Center-left President Cristina Fernandez has unveiled subsidized loans for everything from vacations to vehicles in a bid to soften the blow. She also proposed an income tax cut for the country’s highest-paid workers to stimulate spending.

Restaurant and movie-theater owners are offering discounts to attract clients, and clothing stores are launching end-of-season sales before the southern hemisphere summer has even begun.

Some retail outlets are allowing clients to purchase goods in quotas and supermarkets publish page-long advertisements in local newspapers to trumpet their sales offers.

“In the business community we’re seeing some caution, but there’s also a very quick and positive reaction,” said Eduardo D‘Alessio, director of D‘Alessio Irol consulting group.

“Some companies are taking advantage of this situation to win new markets. They have launched more modest offers and are making inroads outside the capital in places where the biggest firms are absent,” he added.

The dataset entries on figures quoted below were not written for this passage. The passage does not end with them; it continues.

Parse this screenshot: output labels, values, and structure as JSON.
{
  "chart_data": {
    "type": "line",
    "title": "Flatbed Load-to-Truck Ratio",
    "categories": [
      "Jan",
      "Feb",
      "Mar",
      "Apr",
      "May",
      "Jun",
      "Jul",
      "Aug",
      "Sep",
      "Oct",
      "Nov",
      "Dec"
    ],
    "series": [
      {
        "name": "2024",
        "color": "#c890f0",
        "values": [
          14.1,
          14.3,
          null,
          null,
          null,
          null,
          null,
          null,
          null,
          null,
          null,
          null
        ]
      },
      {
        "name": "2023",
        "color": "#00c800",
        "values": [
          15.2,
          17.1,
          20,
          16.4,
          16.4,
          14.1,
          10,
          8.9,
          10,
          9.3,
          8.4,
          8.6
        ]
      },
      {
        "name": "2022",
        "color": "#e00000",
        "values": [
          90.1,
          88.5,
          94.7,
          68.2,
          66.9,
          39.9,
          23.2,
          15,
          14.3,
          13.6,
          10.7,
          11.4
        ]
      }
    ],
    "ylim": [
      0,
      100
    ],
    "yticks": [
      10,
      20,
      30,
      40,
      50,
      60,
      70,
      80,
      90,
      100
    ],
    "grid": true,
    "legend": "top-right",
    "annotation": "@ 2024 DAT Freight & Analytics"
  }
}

Many Argentines think their vast experience with crises gives them an advantage over people in less volatile countries, but psychoanalyst Jose Abadi disagrees.

“Some people might have the fantasy that we’re trained to endure crises and that means we’re less affected. That is magic thinking, which we have plenty of here in Argentina,” he said.

In fact, expecting the worst can accelerate the onset of a crisis, Abadi said. “Catastrophic expectations don’t help, on the contrary, they create a climate of uncertainty and anxiety that makes day-to-day living difficult.”